A Godless Public Square: Do 'Private' Christian Beliefs Have a Place in Public Life?

It is commonly thought in western societies that religion is a private matter with no place in public discussions of law, economics, public policy, education, social ethics, culture and so on.  Recent laws and cases in western countries have seen bans on religious emblems being worn in schools, employment situations and in public generally. The UK courts recently ruled that Christians could not foster children out of fear their private beliefs about homosexual conduct might be taught to the children.

New Zealand society has not seen the litigation on this subject that the United States and Europe has.
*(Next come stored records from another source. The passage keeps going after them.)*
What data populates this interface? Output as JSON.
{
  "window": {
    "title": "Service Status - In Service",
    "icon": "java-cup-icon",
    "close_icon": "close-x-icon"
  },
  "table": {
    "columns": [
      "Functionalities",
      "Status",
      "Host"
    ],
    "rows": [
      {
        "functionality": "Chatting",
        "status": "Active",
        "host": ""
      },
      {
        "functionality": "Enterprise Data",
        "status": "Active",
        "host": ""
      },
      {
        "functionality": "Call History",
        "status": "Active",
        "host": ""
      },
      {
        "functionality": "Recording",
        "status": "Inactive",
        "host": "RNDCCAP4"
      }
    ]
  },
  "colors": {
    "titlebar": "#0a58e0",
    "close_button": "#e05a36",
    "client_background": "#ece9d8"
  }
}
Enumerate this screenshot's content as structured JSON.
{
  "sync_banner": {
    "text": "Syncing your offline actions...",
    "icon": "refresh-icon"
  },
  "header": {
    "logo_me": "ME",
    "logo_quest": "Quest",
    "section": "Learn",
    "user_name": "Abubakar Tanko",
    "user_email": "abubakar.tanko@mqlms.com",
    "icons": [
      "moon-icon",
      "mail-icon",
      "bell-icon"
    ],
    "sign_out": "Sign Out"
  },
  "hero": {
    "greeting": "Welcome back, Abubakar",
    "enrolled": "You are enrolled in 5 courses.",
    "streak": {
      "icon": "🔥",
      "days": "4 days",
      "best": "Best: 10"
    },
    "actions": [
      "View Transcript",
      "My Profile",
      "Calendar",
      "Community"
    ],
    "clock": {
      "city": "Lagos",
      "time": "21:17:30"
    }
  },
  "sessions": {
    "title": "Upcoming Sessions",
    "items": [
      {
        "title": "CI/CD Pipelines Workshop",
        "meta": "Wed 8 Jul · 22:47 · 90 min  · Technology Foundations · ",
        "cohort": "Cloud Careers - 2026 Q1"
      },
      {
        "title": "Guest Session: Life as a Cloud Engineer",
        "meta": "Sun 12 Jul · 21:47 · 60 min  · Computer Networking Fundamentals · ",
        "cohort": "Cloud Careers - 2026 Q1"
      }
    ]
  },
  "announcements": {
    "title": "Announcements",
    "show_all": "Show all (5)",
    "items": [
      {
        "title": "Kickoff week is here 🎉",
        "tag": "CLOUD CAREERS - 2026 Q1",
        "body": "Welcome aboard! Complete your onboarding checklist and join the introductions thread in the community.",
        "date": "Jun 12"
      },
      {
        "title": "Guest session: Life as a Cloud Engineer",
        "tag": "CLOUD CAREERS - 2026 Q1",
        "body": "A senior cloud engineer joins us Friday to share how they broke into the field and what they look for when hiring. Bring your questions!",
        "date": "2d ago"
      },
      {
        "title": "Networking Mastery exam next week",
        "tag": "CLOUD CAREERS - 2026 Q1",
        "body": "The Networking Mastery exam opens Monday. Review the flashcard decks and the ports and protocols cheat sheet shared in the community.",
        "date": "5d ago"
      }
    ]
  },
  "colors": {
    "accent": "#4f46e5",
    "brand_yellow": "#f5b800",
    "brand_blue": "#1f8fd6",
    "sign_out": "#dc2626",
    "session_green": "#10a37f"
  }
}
However the practice of being influenced by international precedent from the commonwealth and US jurisdictions coupled with our secular society which contains strong factions in favour of liberal views suggests that we will also fall the way of the rest of the western world unless a robust counter-view is developed and advanced in the New Zealand across disciplines.

For this reason it is important this conversation be had on our campuses -- particularly the three disciplines of theology, philosophy and law need to understand and hear each other so we can work together on this problem.

Theology -- Dr Matthew Flannagan (PhD in Theology)
How should Christians reconcile the requirement to live an undivided life with the expectation that they keep their religion private?

Philosophy -- Dr Glenn Peoples (PhD in Philosophy)
Can liberal thinkers consistently maintain that secular beliefs are neutral and that religious beliefs are not? Or are they in fact privileging their own secular viewpoint over all others?

Law -- Madeleine Flannagan (LLB and Post-Graduate Law Student)
In New Zealand the law around public expressions of religion is a little contradictory -- we have a right to freedom of religion and a right to manifest that freedom in public, but there are also laws which privilege secularism. Are public expressions of religion regulated by law?

Moderated by radio talkback host Pat Brittenden
Pat blogs at www.averagejoe.co.nz

This presentation was a panel discussion and Q&A session which took place between 7pm-9pm Wednesday 3rd August, 2011, at the Lib B28 (Library Basement), University of Auckland.